The declines triggered by a complicated mix of capitalist cycles, changing markets, free trade, private equity, the stock market, big box stores, automation, the cultural popularity of suburban living, and the internet were similar.

Their grief over increasing poverty, the brain drain, and the people who stayed feeling left behind, and desire for a savior, drove them in similar ways to vote for Trump. (And, also, Obama.) And the ways in which they now hope and confront reality, and some are trying to build something new between the cracks, are widespread.

This weekend, Moundsville received its first review in a national publication, The Atlantic. James Fallows, one of the great American journalists of his generation, praised the movie for

a completely clear-eyed understanding … of the inevitability of ceaseless economic and technological change—i.e., the absence of any thoughts on the line of, “We’ll be just fine, once the factories and the mines open back up again”

Last night, a viewer named Ken Stump posted this note on Vimeo:

Thanks to James Fallows for his mention of this documentary in The Atlantic, which is how I found out about it.
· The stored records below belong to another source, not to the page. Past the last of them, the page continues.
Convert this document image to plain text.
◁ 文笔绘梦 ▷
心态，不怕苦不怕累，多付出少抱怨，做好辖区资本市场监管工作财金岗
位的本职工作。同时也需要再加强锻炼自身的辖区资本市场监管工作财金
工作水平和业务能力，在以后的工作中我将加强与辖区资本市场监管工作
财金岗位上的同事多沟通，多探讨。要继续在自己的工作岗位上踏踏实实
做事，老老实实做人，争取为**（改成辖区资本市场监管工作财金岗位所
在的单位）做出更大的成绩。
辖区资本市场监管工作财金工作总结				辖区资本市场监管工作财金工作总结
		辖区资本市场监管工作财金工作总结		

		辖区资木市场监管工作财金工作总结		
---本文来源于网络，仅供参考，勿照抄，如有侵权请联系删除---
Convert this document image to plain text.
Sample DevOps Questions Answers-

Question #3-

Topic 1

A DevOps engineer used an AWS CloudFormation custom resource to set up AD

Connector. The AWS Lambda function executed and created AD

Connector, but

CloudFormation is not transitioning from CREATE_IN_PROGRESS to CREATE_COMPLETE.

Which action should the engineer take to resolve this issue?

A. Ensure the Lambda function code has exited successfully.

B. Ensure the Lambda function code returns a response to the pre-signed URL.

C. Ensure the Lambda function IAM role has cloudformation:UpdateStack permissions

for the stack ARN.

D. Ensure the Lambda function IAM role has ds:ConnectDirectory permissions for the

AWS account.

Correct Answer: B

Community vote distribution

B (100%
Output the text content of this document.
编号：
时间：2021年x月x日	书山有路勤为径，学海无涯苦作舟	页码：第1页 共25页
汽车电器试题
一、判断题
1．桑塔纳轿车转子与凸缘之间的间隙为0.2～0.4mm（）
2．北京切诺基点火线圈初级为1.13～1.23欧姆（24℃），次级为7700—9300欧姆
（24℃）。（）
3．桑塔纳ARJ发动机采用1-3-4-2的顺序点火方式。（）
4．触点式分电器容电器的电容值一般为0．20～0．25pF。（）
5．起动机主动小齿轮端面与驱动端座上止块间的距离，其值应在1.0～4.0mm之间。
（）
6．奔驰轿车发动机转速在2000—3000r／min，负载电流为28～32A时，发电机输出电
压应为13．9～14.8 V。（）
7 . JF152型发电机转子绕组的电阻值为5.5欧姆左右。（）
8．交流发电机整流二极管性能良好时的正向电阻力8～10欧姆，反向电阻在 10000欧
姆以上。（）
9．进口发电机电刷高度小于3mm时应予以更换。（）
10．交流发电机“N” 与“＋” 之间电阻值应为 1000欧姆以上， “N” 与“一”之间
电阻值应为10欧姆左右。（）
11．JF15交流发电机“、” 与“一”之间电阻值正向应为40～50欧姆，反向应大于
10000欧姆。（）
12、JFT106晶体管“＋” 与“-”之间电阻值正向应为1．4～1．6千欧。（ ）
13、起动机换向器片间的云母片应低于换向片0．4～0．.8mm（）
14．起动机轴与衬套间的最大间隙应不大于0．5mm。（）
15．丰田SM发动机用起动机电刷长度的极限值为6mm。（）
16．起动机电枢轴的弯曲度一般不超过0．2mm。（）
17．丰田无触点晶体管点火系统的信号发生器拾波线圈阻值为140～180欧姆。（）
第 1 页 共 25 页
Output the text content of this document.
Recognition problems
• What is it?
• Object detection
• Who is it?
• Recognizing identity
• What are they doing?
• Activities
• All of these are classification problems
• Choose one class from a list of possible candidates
I lived in a southeastern Ohio town about 50 miles west of Moundsville and Wheeling during my childhood in the 1960s and early 1970s, where my father found work in manufacturing. Today the manufacturing plants are gone, the young people have mostly moved away in search of better opportunities elsewhere, and those who stayed face the same post-industrial realities and voice the same sentiments as the characters in this documentary. I recognize their wistfulness and pride in the rich history of the place, and I admire their realism and honesty about the prospects for the future. Theirs is a dilemma faced by so many other small towns and rural communities across America’s heartland. No amount of wishful thinking or dwelling on the past will restore the region’s former greatness, but there is no obvious or easy path to renewal and reinvention either. But the underlying decency and humanity of the people shines through this film and gives me some hope. Thank you for this wonderful portrait and character study of Moundsville.

As Fallows argues in his prescient book, written with his wife Deb, Our Towns: A 100,000-Mile Journey Into the Heart of America, redemption isn’t coming from Washington or any national politician. Instead, Americans can rebuild by facing reality, grieving the past when necessary, turning off their TV, and then getting to work in the places they live. That’s the journey Michele Anderson, an arts manager from Fergus Falls, Minn., describes in her excellent New York Times op-ed published this week.

Utopias don’t exist. The 20th century is never coming back. In the scheme of things, America is still a rich country, with an almost infinite number of places where you can live decently, if modestly, and build something new. The only thing we know about the future is that it will be different. And, we believe, it will be better if we can share an honest story about where we’ve been and where we are.